Hay que salir de esta paradoja con una no pequeña audacia intelectual. Todas las personas que creen en los valores han de darse cuenta de que una postura ética no es un interés “de grupo” que se intenta imponer a la sociedad. Cuando uno dice que el robo está bien o está mal, que puede ser legalizado o prohibido, lo hace porque cree sinceramente que lo que afirma puede ser aceptado por otros, sencillamente porque le parece que es verdad. De lo contrario, dejamos de hablar y cada uno se dedica a hacer lo que le pasa por su cabeza. O, lo que es lo mismo, renunciamos a vivir en sociedad.  
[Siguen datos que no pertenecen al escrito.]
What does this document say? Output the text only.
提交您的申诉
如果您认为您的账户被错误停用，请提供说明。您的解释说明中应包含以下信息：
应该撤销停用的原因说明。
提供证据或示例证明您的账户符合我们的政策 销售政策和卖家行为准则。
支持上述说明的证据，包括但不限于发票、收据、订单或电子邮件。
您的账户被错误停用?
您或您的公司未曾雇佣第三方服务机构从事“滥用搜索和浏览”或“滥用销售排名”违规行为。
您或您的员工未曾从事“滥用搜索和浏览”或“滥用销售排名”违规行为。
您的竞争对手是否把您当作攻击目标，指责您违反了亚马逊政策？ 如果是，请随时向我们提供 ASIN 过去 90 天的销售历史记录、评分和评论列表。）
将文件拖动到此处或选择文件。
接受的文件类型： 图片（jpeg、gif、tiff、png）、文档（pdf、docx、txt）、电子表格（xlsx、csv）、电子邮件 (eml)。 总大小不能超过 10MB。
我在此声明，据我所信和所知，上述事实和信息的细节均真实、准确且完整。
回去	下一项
Vivir en sociedad significa, por el contrario, creer que podemos confrontar lealmente los distintos puntos de vista no para llegar a un “acuerdo de mínimos”, sino para rectificar aquellas posiciones que puedan estar equivocadas, o para defender con decisión lo que es un auténtico valor moral. No es posible ceder, “por el bien de la paz”, ante quienes piensan y actúan de un modo para nosotros inmoral e injusto. Una paz basada en la imposición de unos valores que no lo son no puede llamarse paz, sino injusticia “legalizada”.  

El mundo está discutiendo hoy sobre los temas más fundamentales: la vida y la muerte. La respuesta que se dé a los mismos marcará el rumbo de la historia del milenio que inicia su alborada. Nadie puede ser ajeno a la discusión, si es que es verdad de que nadie puede ser indiferente ante la vida y la justicia que merecen los demás. Entraremos al diálogo con un claro respeto hacia quien piense de modo distinto del nuestro. Pero no dejaremos de rechazar aquellas propuestas “in-morales” que vayan contra la libertad y la vida de los más débiles.  

Hay que defender, por lo tanto, al niño no nacido, a la mujer abandonada en su embarazo, al trabajador que no recibe un salario justo, al empresario que ve con dolor cómo hay obreros que explotan con su pereza a otros compañeros, al anciano que se siente abandonado en su enfermedad, al minusválido que no encuentra su puesto en un mundo “eficientista”. Hay que luchar por un mundo más justo y más “humano”, donde no sólo haya un aire para respirar y unos campos para pasear, sino, sobre todo, donde nadie sea abandonado a su suerte ante la indiferencia y el egoísmo de los demás. Un mundo de solidaridad será un mundo de paz. Y un mundo de paz será el resultado de unos valores asumidos y aceptados por todos y para todos, sin exclusiones.